Haydn’s introduction to the biennial World Skills competition, dubbed ‘the Skills Olympics’, came via Marshall. “I was actually put forward for the regionals by my training manager. I went through to the national heats and at the national finals I got silver,” says Haydn. “It wasn’t until I actually started competing in the national finals that I really wanted that medal. It was really nice to have that silver but I felt like I could have done better. To then get selected into Squad UK, that was my chance to put that right, to actually go to that next level. So that was when I set my sights on gold.”

His journey from WorldSkills UK (the Semta sponsored national level of the competition) to the international level in Kazan, Russia took in a programme of intense training, including a mock competition in Brazil. “I was really nervous in the weeks going into Kazan. I was training full time and I’d given up quite a lot to go there so there was a lot of self-induced pressure. I think we over trained, we trained quite hard so I would find the competition easier,” says Haydn. “Our motto was: train hard, race easy. That was exactly what it was like at competition. We’d over trained and then when I got there it was a lot easier to do. I was quite nervous leading up to it but once we started I was alright.”

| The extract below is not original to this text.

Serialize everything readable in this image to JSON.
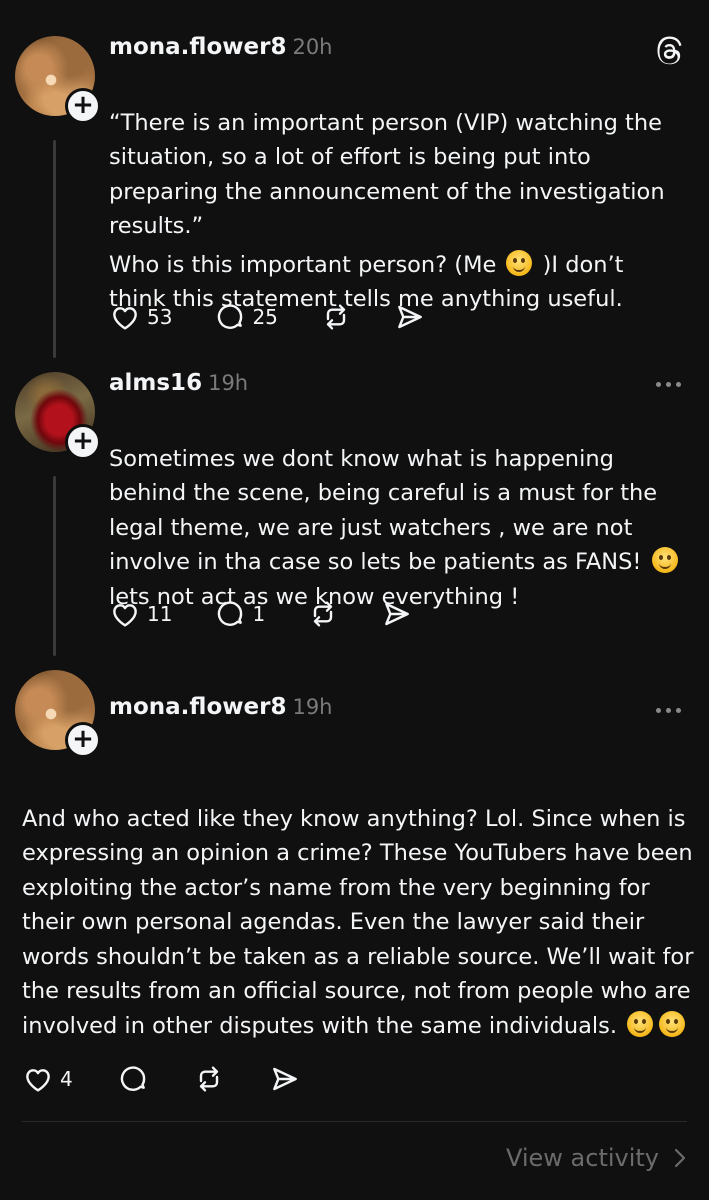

When asked about his advice for others interested in competing in the competition, Haydn discusses the intensity of the international contest and offers some advice on how best to cope with the unfamiliar territory: “People tend to work themselves up and get quite nervous. There’s loads of pressure while you’re there: people looking over the barriers at you, you’re now being tested against other people so obviously you want to do well. If you can go into it with the mindset of: ‘I get paid to do this anyway, this is my job’, then that’s probably going to be the biggest help.”

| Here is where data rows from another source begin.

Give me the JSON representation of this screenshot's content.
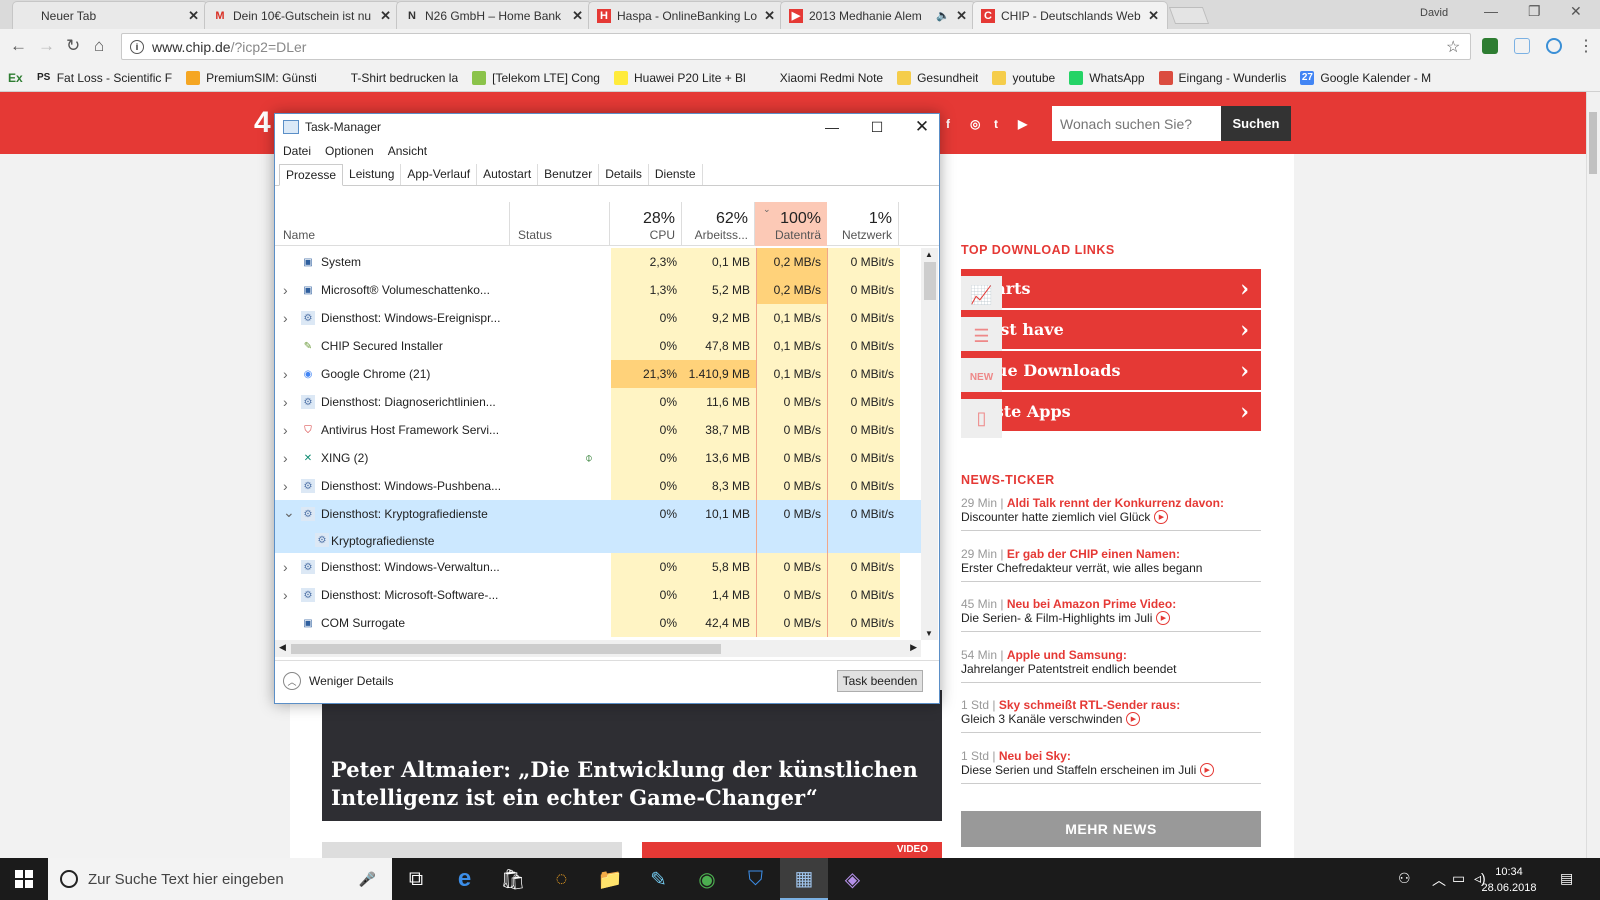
{
  "browser": {
    "tabs": [
      {
        "title": "Neuer Tab",
        "icon": "blank"
      },
      {
        "title": "Dein 10€-Gutschein ist nu",
        "icon": "gmail"
      },
      {
        "title": "N26 GmbH – Home Bank",
        "icon": "n26"
      },
      {
        "title": "Haspa - OnlineBanking Lo",
        "icon": "haspa"
      },
      {
        "title": "2013 Medhanie Alem",
        "icon": "youtube"
      },
      {
        "title": "CHIP - Deutschlands Web",
        "icon": "chip"
      }
    ],
    "user": "David",
    "url_host": "www.chip.de",
    "url_query": "/?icp2=DLer",
    "bookmarks": [
      {
        "label": "Ex",
        "icon": "ex"
      },
      {
        "label": "Fat Loss - Scientific F",
        "icon": "ps"
      },
      {
        "label": "PremiumSIM: Günsti",
        "icon": "sim"
      },
      {
        "label": "T-Shirt bedrucken la",
        "icon": "shirt"
      },
      {
        "label": "[Telekom LTE] Cong",
        "icon": "android"
      },
      {
        "label": "Huawei P20 Lite + Bl",
        "icon": "huawei"
      },
      {
        "label": "Xiaomi Redmi Note",
        "icon": "xiaomi"
      },
      {
        "label": "Gesundheit",
        "icon": "folder"
      },
      {
        "label": "youtube",
        "icon": "folder"
      },
      {
        "label": "WhatsApp",
        "icon": "whatsapp"
      },
      {
        "label": "Eingang - Wunderlis",
        "icon": "wunderlist"
      },
      {
        "label": "Google Kalender - M",
        "icon": "calendar"
      }
    ]
  },
  "page": {
    "logo_fragment": "4",
    "search_placeholder": "Wonach suchen Sie?",
    "search_button": "Suchen",
    "top_downloads_heading": "TOP DOWNLOAD LINKS",
    "downloads": [
      "Charts",
      "Must have",
      "Neue Downloads",
      "Beste Apps"
    ],
    "news_heading": "NEWS-TICKER",
    "news": [
      {
        "time": "29 Min |",
        "headline": "Aldi Talk rennt der Konkurrenz davon:",
        "teaser": "Discounter hatte ziemlich viel Glück"
      },
      {
        "time": "29 Min |",
        "headline": "Er gab der CHIP einen Namen:",
        "teaser": "Erster Chefredakteur verrät, wie alles begann"
      },
      {
        "time": "45 Min |",
        "headline": "Neu bei Amazon Prime Video:",
        "teaser": "Die Serien- & Film-Highlights im Juli"
      },
      {
        "time": "54 Min |",
        "headline": "Apple und Samsung:",
        "teaser": "Jahrelanger Patentstreit endlich beendet"
      },
      {
        "time": "1 Std |",
        "headline": "Sky schmeißt RTL-Sender raus:",
        "teaser": "Gleich 3 Kanäle verschwinden"
      },
      {
        "time": "1 Std |",
        "headline": "Neu bei Sky:",
        "teaser": "Diese Serien und Staffeln erscheinen im Juli"
      }
    ],
    "more_news": "MEHR NEWS",
    "hero_title": "Peter Altmaier: „Die Entwicklung der künstlichen Intelligenz ist ein echter Game-Changer“",
    "video_badge": "VIDEO"
  },
  "taskmanager": {
    "title": "Task-Manager",
    "menu": [
      "Datei",
      "Optionen",
      "Ansicht"
    ],
    "tabs": [
      "Prozesse",
      "Leistung",
      "App-Verlauf",
      "Autostart",
      "Benutzer",
      "Details",
      "Dienste"
    ],
    "columns": {
      "name": "Name",
      "status": "Status",
      "cpu_pct": "28%",
      "cpu": "CPU",
      "mem_pct": "62%",
      "mem": "Arbeitss...",
      "disk_pct": "100%",
      "disk": "Datenträ",
      "net_pct": "1%",
      "net": "Netzwerk"
    },
    "rows": [
      {
        "name": "System",
        "cpu": "2,3%",
        "mem": "0,1 MB",
        "disk": "0,2 MB/s",
        "net": "0 MBit/s",
        "expand": "",
        "icon": "system"
      },
      {
        "name": "Microsoft® Volumeschattenko...",
        "cpu": "1,3%",
        "mem": "5,2 MB",
        "disk": "0,2 MB/s",
        "net": "0 MBit/s",
        "expand": ">",
        "icon": "system"
      },
      {
        "name": "Diensthost: Windows-Ereignispr...",
        "cpu": "0%",
        "mem": "9,2 MB",
        "disk": "0,1 MB/s",
        "net": "0 MBit/s",
        "expand": ">",
        "icon": "gear"
      },
      {
        "name": "CHIP Secured Installer",
        "cpu": "0%",
        "mem": "47,8 MB",
        "disk": "0,1 MB/s",
        "net": "0 MBit/s",
        "expand": "",
        "icon": "installer"
      },
      {
        "name": "Google Chrome (21)",
        "cpu": "21,3%",
        "mem": "1.410,9 MB",
        "disk": "0,1 MB/s",
        "net": "0 MBit/s",
        "expand": ">",
        "icon": "chrome"
      },
      {
        "name": "Diensthost: Diagnoserichtlinien...",
        "cpu": "0%",
        "mem": "11,6 MB",
        "disk": "0 MB/s",
        "net": "0 MBit/s",
        "expand": ">",
        "icon": "gear"
      },
      {
        "name": "Antivirus Host Framework Servi...",
        "cpu": "0%",
        "mem": "38,7 MB",
        "disk": "0 MB/s",
        "net": "0 MBit/s",
        "expand": ">",
        "icon": "antivirus"
      },
      {
        "name": "XING (2)",
        "cpu": "0%",
        "mem": "13,6 MB",
        "disk": "0 MB/s",
        "net": "0 MBit/s",
        "expand": ">",
        "icon": "xing"
      },
      {
        "name": "Diensthost: Windows-Pushbena...",
        "cpu": "0%",
        "mem": "8,3 MB",
        "disk": "0 MB/s",
        "net": "0 MBit/s",
        "expand": ">",
        "icon": "gear"
      },
      {
        "name": "Diensthost: Kryptografiedienste",
        "cpu": "0%",
        "mem": "10,1 MB",
        "disk": "0 MB/s",
        "net": "0 MBit/s",
        "expand": "v",
        "icon": "gear"
      },
      {
        "name": "Kryptografiedienste",
        "cpu": "",
        "mem": "",
        "disk": "",
        "net": "",
        "expand": "",
        "icon": "gear"
      },
      {
        "name": "Diensthost: Windows-Verwaltun...",
        "cpu": "0%",
        "mem": "5,8 MB",
        "disk": "0 MB/s",
        "net": "0 MBit/s",
        "expand": ">",
        "icon": "gear"
      },
      {
        "name": "Diensthost: Microsoft-Software-...",
        "cpu": "0%",
        "mem": "1,4 MB",
        "disk": "0 MB/s",
        "net": "0 MBit/s",
        "expand": ">",
        "icon": "gear"
      },
      {
        "name": "COM Surrogate",
        "cpu": "0%",
        "mem": "42,4 MB",
        "disk": "0 MB/s",
        "net": "0 MBit/s",
        "expand": "",
        "icon": "system"
      }
    ],
    "fewer_details": "Weniger Details",
    "end_task": "Task beenden",
    "colors": {
      "cpu_low": "#fff4c4",
      "cpu_high": "#ffd27a",
      "disk_hot": "#ffd27a",
      "selected": "#cce8ff",
      "disk_header": "#fcc9b6"
    }
  },
  "taskbar": {
    "search_placeholder": "Zur Suche Text hier eingeben",
    "apps": [
      "task-view",
      "edge",
      "store",
      "ubuntu-launcher",
      "explorer",
      "notepad",
      "chrome",
      "defender",
      "taskmanager",
      "visual-studio"
    ],
    "time": "10:34",
    "date": "28.06.2018"
  }
}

As far as the end result of each competition at WorldSkills goes, points tallying is kept secret right up until the final announcement. “My competition was over 4 days. There were 5 different modules / test projects that we had to do. We all had different timetables so I didn’t know how well I’d done until it was announced that I’d got the gold medal. I had a really good feeling all week. It wasn’t that I found it easy, it was just that I was enjoying it almost. It was a really weird sensation. I just thought ‘I’m going to go there and give it my best, and at the end of the day, that’s all I can do’.”

Skill levels are optimum and pressure is peak, as you would expect for a competition of this calibre. “I won the gold medal by 1%. We all knew it was going to be close,” Haydn discloses. “The consensus was if you have a really clean competition and you don’t really make any mistakes then you’re going to be in the top few. Fortunately, that’s how my competition went.”

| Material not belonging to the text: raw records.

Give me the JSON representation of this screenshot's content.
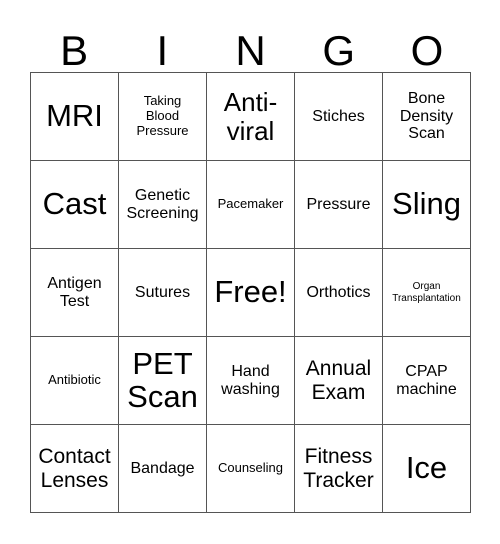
{
  "card": {
    "headers": [
      "B",
      "I",
      "N",
      "G",
      "O"
    ],
    "free_space_index": 12,
    "colors": {
      "background": "#ffffff",
      "text": "#000000",
      "border": "#555555"
    },
    "cells": [
      {
        "text": "MRI",
        "size": "xxl"
      },
      {
        "text": "Taking\nBlood\nPressure",
        "size": "sm"
      },
      {
        "text": "Anti-\nviral",
        "size": "xl"
      },
      {
        "text": "Stiches",
        "size": "md"
      },
      {
        "text": "Bone\nDensity\nScan",
        "size": "md"
      },
      {
        "text": "Cast",
        "size": "xxl"
      },
      {
        "text": "Genetic\nScreening",
        "size": "md"
      },
      {
        "text": "Pacemaker",
        "size": "sm"
      },
      {
        "text": "Pressure",
        "size": "md"
      },
      {
        "text": "Sling",
        "size": "xxl"
      },
      {
        "text": "Antigen\nTest",
        "size": "md"
      },
      {
        "text": "Sutures",
        "size": "md"
      },
      {
        "text": "Free!",
        "size": "xxl"
      },
      {
        "text": "Orthotics",
        "size": "md"
      },
      {
        "text": "Organ\nTransplantation",
        "size": "xs"
      },
      {
        "text": "Antibiotic",
        "size": "sm"
      },
      {
        "text": "PET\nScan",
        "size": "xxl"
      },
      {
        "text": "Hand\nwashing",
        "size": "md"
      },
      {
        "text": "Annual\nExam",
        "size": "lg"
      },
      {
        "text": "CPAP\nmachine",
        "size": "md"
      },
      {
        "text": "Contact\nLenses",
        "size": "lg"
      },
      {
        "text": "Bandage",
        "size": "md"
      },
      {
        "text": "Counseling",
        "size": "sm"
      },
      {
        "text": "Fitness\nTracker",
        "size": "lg"
      },
      {
        "text": "Ice",
        "size": "xxl"
      }
    ]
  }
}
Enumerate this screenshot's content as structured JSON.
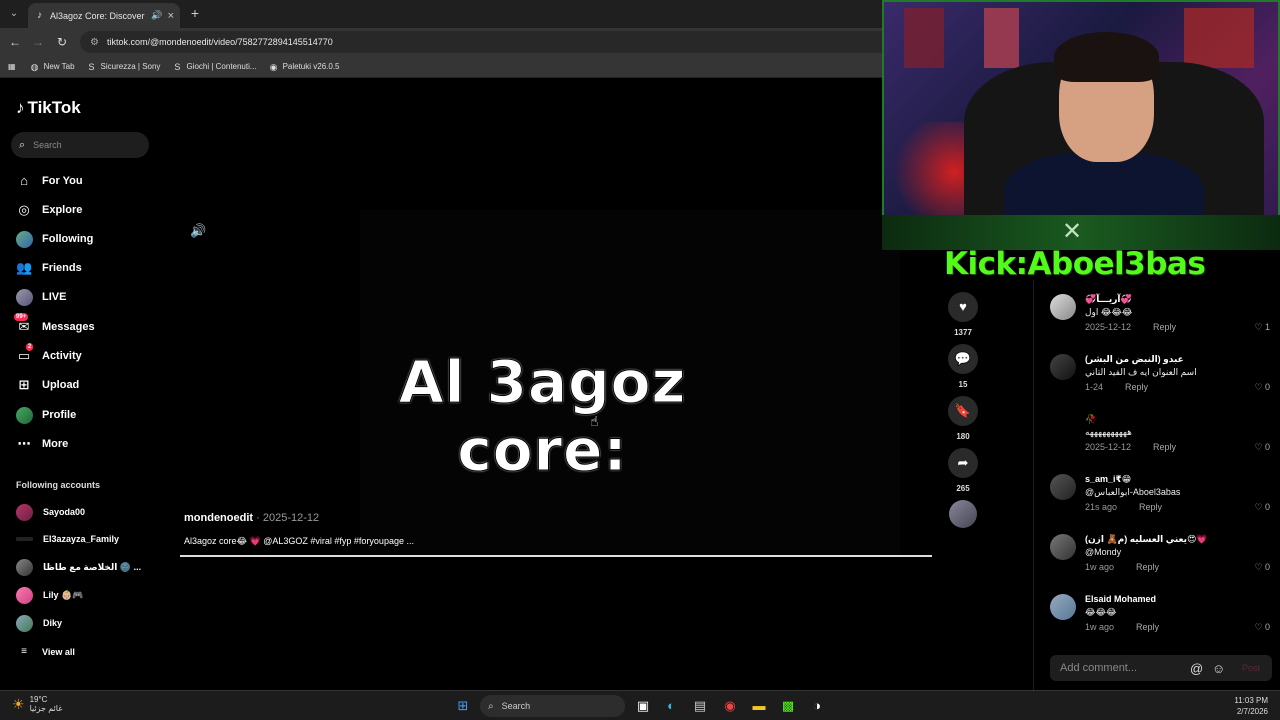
{
  "browser": {
    "tab_title": "Al3agoz Core: Discover the",
    "url": "tiktok.com/@mondenoedit/video/7582772894145514770",
    "bookmarks": [
      "New Tab",
      "Sicurezza | Sony",
      "Giochi | Contenuti...",
      "Paletuki v26.0.5"
    ]
  },
  "sidebar": {
    "logo": "TikTok",
    "search_placeholder": "Search",
    "nav": [
      {
        "label": "For You"
      },
      {
        "label": "Explore"
      },
      {
        "label": "Following"
      },
      {
        "label": "Friends"
      },
      {
        "label": "LIVE"
      },
      {
        "label": "Messages",
        "badge": "99+"
      },
      {
        "label": "Activity",
        "badge": "2"
      },
      {
        "label": "Upload"
      },
      {
        "label": "Profile"
      },
      {
        "label": "More"
      }
    ],
    "following_title": "Following accounts",
    "following": [
      "Sayoda00",
      "El3azayza_Family",
      "الخلاصة مع طاظا 🌚 ...",
      "Lily 👶🏼🎮",
      "Diky"
    ],
    "view_all": "View all"
  },
  "video": {
    "overlay_text": "Al 3agoz core:",
    "author": "mondenoedit",
    "date": "· 2025-12-12",
    "caption": "Al3agoz core😂 💗 @AL3GOZ #viral #fyp #foryoupage ...",
    "progress": 1.0
  },
  "actions": {
    "likes": "1377",
    "comments": "15",
    "saves": "180",
    "shares": "265"
  },
  "overlay": {
    "kick": "Kick:Aboel3bas"
  },
  "comments": [
    {
      "name": "💞آريـــآ💞",
      "text": "اول 😂😂😂",
      "time": "2025-12-12",
      "reply": "Reply",
      "likes": "1"
    },
    {
      "name": "عبدو (النبض من البشر)",
      "text": "اسم العنوان ايه ف الفيد التاني",
      "time": "1-24",
      "reply": "Reply",
      "likes": "0"
    },
    {
      "name": "🥀",
      "text": "ههههههههههه",
      "time": "2025-12-12",
      "reply": "Reply",
      "likes": "0"
    },
    {
      "name": "s_am_i₹😁",
      "text": "@ابوالعباس-Aboel3abas",
      "time": "21s ago",
      "reply": "Reply",
      "likes": "0"
    },
    {
      "name": "يعني العسليه (م🧸 ازن)😍💗",
      "text": "@Mondy",
      "time": "1w ago",
      "reply": "Reply",
      "likes": "0"
    },
    {
      "name": "Elsaid Mohamed",
      "text": "😂😂😂",
      "time": "1w ago",
      "reply": "Reply",
      "likes": "0"
    }
  ],
  "add_comment": {
    "placeholder": "Add comment...",
    "post": "Post"
  },
  "taskbar": {
    "temp": "19°C",
    "weather_desc": "غائم جزئيا",
    "search": "Search",
    "time": "11:03 PM",
    "date": "2/7/2026"
  }
}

So what does the future hold for Haydn post his triumphant return from Kazan? “Now that I’ve won the gold medal I think I definitely want to stay in engineering but I’m also looking to do outreach activities on the side. I’d quite like to go out and inspire the next people to go through. In fact, I’ve been asked to help train the Welsh competitors for the national finals.”

There’s no doubting the achievements of Haydn, an inspirational young man who not only works hard to progress in his career but also makes time to inspire the next generation of engineering apprentices. He is well aware of the benefits that training programmes avail and is thankful for his time at Marshall completing his Aircraft Maintenance apprenticeship with EAL: “Semta obviously help out quite a lot at the nationals, and EAL were my NVQ providers for my apprenticeship so I’m really grateful to both Semta and EAL for getting me through and getting me the qualification that I needed in order to be able to compete.”